KUALA LUMPUR, Nov 28 (Reuters) - Malaysia’s FGV Holdings Bhd , the world’s largest palm oil producer, on Thursday forecast crude palm oil (CPO) prices in the range of 2,200 to 2,400 ringgit in the fourth quarter due to sustained demand in key markets.
FGV’s forecast for the October-December period is higher than its estimated average price of 1,983 ringgit ($475.54) per tonne for the previous three months, but below current prices, which hit 2,726 ringgit at the market close.
The company’s exports will continue to be supported by firm demand from its three biggest markets of India, Pakistan and China, which have been “scrambling” to purchase cheap palm oil, FGV Group CEO Haris Fadzilah Hassan said.

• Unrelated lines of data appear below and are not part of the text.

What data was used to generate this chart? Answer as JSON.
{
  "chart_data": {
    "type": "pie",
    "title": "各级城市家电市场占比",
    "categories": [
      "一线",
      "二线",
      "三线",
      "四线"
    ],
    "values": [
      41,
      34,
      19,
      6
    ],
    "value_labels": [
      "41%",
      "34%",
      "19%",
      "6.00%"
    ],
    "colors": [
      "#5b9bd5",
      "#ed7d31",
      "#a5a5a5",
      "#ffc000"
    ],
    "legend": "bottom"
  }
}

Haris said they faced no disruption to exports to India despite an earlier call by the Solvent Extractors’ Association of India to boycott Malaysian palm oil over Malaysian Prime Minister Mahathir Mohamad’s criticism of India’s policy towards Kashmir.

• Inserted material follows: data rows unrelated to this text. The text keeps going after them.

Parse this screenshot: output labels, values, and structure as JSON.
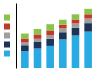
{
  "chart_data": {
    "type": "bar",
    "stacked": true,
    "categories": [
      null,
      null,
      null,
      null,
      null,
      null
    ],
    "series": [
      {
        "color": "#29aae2",
        "values": [
          1.3,
          1.5,
          1.7,
          2.2,
          2.5,
          2.8
        ]
      },
      {
        "color": "#1c3557",
        "values": [
          0.45,
          0.5,
          0.55,
          0.55,
          0.6,
          0.65
        ]
      },
      {
        "color": "#9e9e9e",
        "values": [
          0.22,
          0.25,
          0.28,
          0.3,
          0.33,
          0.36
        ]
      },
      {
        "color": "#c0392b",
        "values": [
          0.3,
          0.33,
          0.36,
          0.28,
          0.3,
          0.32
        ]
      },
      {
        "color": "#8bc34a",
        "values": [
          0.38,
          0.42,
          0.48,
          0.38,
          0.4,
          0.42
        ]
      }
    ],
    "ylim": [
      0,
      5.0
    ],
    "tick_labels": false,
    "legend": "left"
  }
}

“Overall the outlook is very positive,” Haris told a news conference to announce FGV’s third quarter results.
FGV posted a net loss of 262.4 million ringgit over the July-September period, its sixth straight quarterly loss, versus a loss of 849.5 million ringgit a year ago.
Revenue rose 11% to 3.5 billion ringgit compared to 3.2 billion ringgit a year ago, on “significantly improved operational performance” that brought higher yields at lower costs, Haris said.
FGV expects the push by Malaysia and Indonesia to ramp up the palm oil blend in its domestic biodiesel supply will support CPO prices, which it hopes will hit a range of 2,400 to 2,800 ringgit in the first half of 2020 based on external estimates.
“This is something very exciting for people in the plantation business,” Haris said.
“We have had prolonged low prices for the last couple of years and this is something that will rejuvenate the industry as for Malaysia as well.”
In its sugar business, Haris said FGV was in advanced talks with a potential partner from China to pave the way for the export of excess sugar output destined for the domestic market.
FGV’s current sugar production capacity, at its subsidiary MSM Malaysia Holdings Berhad, stands at 2.25 million tonnes a year against domestic demand of around 1.6 million tonnes.
Haris said the deal will focus on the Johor refinery, which has a capacity of 1 million tonnes, offering an offtake of up to 700,000 tonnes to the Chinese partner for export.